Beautifully Restored Sydney Kombi

28 02 2012

A beautifully restored T2b bus spotted a few days ago in Sydney. The color scheme looks like our Taiga Lily, taiga green and creme white. Unusual variation on the front: White around the head lights and air inlets. Note the minature model of a T2a kombi on the dashboard, with the same unusual paint job at the front. Thanks to Adrian for the photos!





Australian T2b Campervan

24 02 2012

We are back in Australia, after our three week kombi trip through New Zealand. In a week our 3 months of parental leave down here will be over and we will be flying back to Germany. Before returning to the German winter, Australia spoils us with real summer, today 36°C, tomorrow even predicted 38°C.  Here is another Australian kombi, photos kindly taken some days ago in Geelong by DrJ. Not sure what kind of campervan conversion this is. But cool bull bars – does one also call them bull bars when they are on the back? Certainly protects the body from parking incidents.





All Around Australia in a Campervan

27 01 2012

About eleven years ago, and around the same time when I met my lovely wife in Berlin and she started her life as a campervan co-driver, her brother Clayton met Megan, his future wife, in Australia. And as things go, she also owned a T2b VW campervan. Together with their two dogs, Dragon and Maudie, they started on a road trip all the way around Australia which took them about a year and covered 36000 km. The journey went from Geelong in Victoria via Adelaide in South Australia, Perth and Broome in Western Australia to Darwin in the Northern Territory, and then via Mount Isa, Cairns, and Brisbane in Queensland and Melbourne in Victoria back to Geelong. Except for defect cylinder heads (replaced in Port Lincoln, quite at the beginning of the trip) and the regular oil changes and valve adjustments, their faithful kombi, a white 1976 2L/70 h.p. T2b bus, needed no further work and brought them safely from start to end. To avoid new problems with the cylinder heads, they did the whole trip at a friendly speed of maximum 80 km/h and with regular breaks to avoid engine overheating. Below are some photos from along the way. Check out this cool kombi in full travel gear, including water buffalo horns at the front of the roof rack and a trailer for more equipment (and lots of dog food).
Sadly, they had to part with the kombi in 2006, but the bus is still alive and kicking in the Geelong area and the new owner seems to have given her a full restoration, including a new blue-and-white paint job and a new engine.

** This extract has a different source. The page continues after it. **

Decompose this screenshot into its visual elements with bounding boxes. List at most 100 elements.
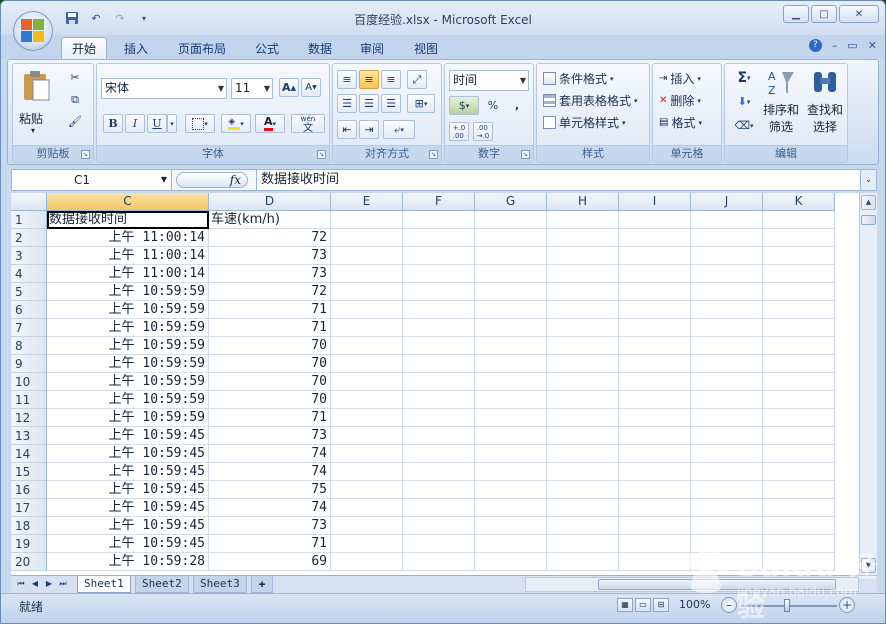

Through the Nullabor Plain in the Great Sandy Dessert, on the way from Adelaide to Perth.

At the Coopers Beer Brewery in Adelaide, South Australia.

At the start of the longest straight road of Australia (in Western Australia, between Balladonia and Caiguna, on the way from Adelaide to Perth).

Camping in the outback just out of Madiura. Note the wire mesh on the kombi to protect the front windscreen from dirt and stones (and in one case a plague of locusts).

Another stopover, at Noble Falls, 50 km east of Perth. Cool buffalo horns on the roof rack.





The Australian “Bier Doktor”

25 01 2012

Here comes something like a local celebrity of the Geelong kombi scene. A late T1 panel van in perfect condition, advertising “The Beer Doctor” in German. It seems most T1 owners in Australia have safari windows fitted at the front. Must be nice in the current very hot summer temperatures. Wind screen wipers not folded down but taken off for this sunny day. Air vents in the back located higher than with the T1 window buses. Probably panel van-specific. Seems the one set of air intakes supplies both the engine compartment and the cargo area with fresh air. The doors for the back section feature a depression that makes sense only if they were on the other side (would then allow door to fold over the handle of the front door). Could be that these doors were produced only for the left hand drive markets and then used “the other way around” for right hand drive models. Judging from the back lid (already same as with the T2s from 1967 onwards) this T1 is one of the last models, from between 1964 and 1967. What a fantastic vehicle!